Plotting butterflies¶
import requests
from PIL import Image, ImageDraw, ImageFont
import random
The point of this task is to fetch and process data and images from a source on the internet. We use the requests library to fetch data about butterflies (originally supplied by the Smithsonian Institute) from the Huggingface repository. An overview of the dataset can be seen at https://huggingface.co/datasets/ceyda/smithsonian_butterflies. We will just retrieve the first 100 records. From the example data listed at the above URL, you will see that each record has an image URL and also an entry called taxonomy which is a string like "Animalia, Arthropoda, Hexapoda, Insecta, Lepidoptera, Noctuidae, Catocalinae". This indicates that the relevant butterfly is a member of the kingdom Animalia, the phylum Arthropoda, the subphylum Hexapoda and so on. The groups Animalia, Arthropoda and Hexapoda are examples of taxa (which is the plural of taxon).
The code below constructs a list called data and a dict called data_by_taxon. Each entry in the list data is a dict containing one record from the dataset, with information about one image. The entries in the dict data_by_taxon are similar lists, but restricted to a particular taxon.
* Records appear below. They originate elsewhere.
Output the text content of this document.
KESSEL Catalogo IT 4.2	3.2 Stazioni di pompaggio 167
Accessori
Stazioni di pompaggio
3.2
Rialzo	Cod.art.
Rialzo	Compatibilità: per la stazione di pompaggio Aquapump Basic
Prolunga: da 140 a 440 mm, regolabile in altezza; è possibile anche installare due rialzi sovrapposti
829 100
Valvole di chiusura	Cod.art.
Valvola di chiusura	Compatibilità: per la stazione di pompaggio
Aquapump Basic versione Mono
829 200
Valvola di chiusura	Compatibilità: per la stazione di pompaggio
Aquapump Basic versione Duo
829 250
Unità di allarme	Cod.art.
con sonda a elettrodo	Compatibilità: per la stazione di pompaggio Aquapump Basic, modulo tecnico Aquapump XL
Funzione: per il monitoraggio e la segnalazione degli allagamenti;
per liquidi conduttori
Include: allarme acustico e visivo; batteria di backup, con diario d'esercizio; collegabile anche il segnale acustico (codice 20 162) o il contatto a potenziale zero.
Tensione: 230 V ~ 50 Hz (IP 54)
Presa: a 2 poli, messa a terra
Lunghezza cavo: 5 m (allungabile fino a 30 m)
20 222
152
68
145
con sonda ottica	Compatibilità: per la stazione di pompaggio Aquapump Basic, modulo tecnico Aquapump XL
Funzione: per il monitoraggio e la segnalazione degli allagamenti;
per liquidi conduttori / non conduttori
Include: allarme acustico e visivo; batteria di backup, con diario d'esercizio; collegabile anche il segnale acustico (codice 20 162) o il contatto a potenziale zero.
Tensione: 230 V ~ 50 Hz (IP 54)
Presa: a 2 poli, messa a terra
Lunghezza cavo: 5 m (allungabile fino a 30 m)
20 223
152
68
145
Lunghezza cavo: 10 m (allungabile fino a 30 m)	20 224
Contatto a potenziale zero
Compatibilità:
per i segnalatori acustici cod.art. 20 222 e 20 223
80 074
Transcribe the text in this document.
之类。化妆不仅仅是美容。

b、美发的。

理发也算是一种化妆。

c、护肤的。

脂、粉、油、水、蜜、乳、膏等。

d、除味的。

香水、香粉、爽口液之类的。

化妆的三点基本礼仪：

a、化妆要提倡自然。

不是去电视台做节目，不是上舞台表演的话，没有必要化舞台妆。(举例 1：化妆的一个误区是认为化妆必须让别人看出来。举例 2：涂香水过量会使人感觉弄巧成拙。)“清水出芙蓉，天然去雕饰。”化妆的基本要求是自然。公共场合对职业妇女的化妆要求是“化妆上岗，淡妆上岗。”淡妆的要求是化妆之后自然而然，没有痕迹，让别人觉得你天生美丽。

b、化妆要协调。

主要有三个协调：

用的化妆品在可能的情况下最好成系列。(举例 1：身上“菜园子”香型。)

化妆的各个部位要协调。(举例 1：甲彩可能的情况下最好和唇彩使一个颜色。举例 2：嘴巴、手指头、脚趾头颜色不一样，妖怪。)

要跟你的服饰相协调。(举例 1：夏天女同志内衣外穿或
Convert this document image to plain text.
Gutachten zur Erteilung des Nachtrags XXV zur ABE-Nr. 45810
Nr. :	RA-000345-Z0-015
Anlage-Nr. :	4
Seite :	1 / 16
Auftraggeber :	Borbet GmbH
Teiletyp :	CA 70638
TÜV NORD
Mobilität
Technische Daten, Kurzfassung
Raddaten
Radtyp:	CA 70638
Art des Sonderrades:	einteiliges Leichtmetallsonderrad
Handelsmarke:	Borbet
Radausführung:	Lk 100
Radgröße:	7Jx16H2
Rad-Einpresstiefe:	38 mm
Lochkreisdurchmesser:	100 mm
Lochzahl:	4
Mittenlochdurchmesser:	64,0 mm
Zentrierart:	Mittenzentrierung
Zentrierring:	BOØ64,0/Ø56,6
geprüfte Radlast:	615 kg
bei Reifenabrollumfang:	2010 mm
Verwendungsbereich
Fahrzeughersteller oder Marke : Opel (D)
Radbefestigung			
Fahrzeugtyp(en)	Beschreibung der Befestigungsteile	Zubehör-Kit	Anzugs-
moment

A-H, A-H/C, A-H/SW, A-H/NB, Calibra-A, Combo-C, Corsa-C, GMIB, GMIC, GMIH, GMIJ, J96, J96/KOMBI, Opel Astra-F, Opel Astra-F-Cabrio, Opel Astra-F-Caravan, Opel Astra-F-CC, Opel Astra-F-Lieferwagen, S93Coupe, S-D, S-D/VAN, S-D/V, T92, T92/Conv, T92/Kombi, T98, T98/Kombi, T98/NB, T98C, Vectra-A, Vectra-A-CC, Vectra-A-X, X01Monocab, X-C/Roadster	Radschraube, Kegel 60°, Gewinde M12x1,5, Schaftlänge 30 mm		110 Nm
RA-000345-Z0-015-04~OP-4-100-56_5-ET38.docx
For example, data_by_taxon['Catocalinae'] is a list of records describing images of moths in the subfamily Catocalinae.
We use the requests library to fetch the data; this is documented at requests.readthedocs.io.
def get_data():
"""Downloads the data from the Smithsonian Butterflies dataset"""
global dataset
base_url = 'https://datasets-server.huggingface.co/rows'
dataset_id = 'ceyda/smithsonian_butterflies'
url = f'{base_url}?dataset={dataset_id}&config=default&split=train&offset=0&length=100'
# The method requests.get(url) returns a requests.Response object
# The method .json() converts the response to a Python dictionary
dataset = requests.get(url).json()
# The dataset contains various metadata that is not useful for us.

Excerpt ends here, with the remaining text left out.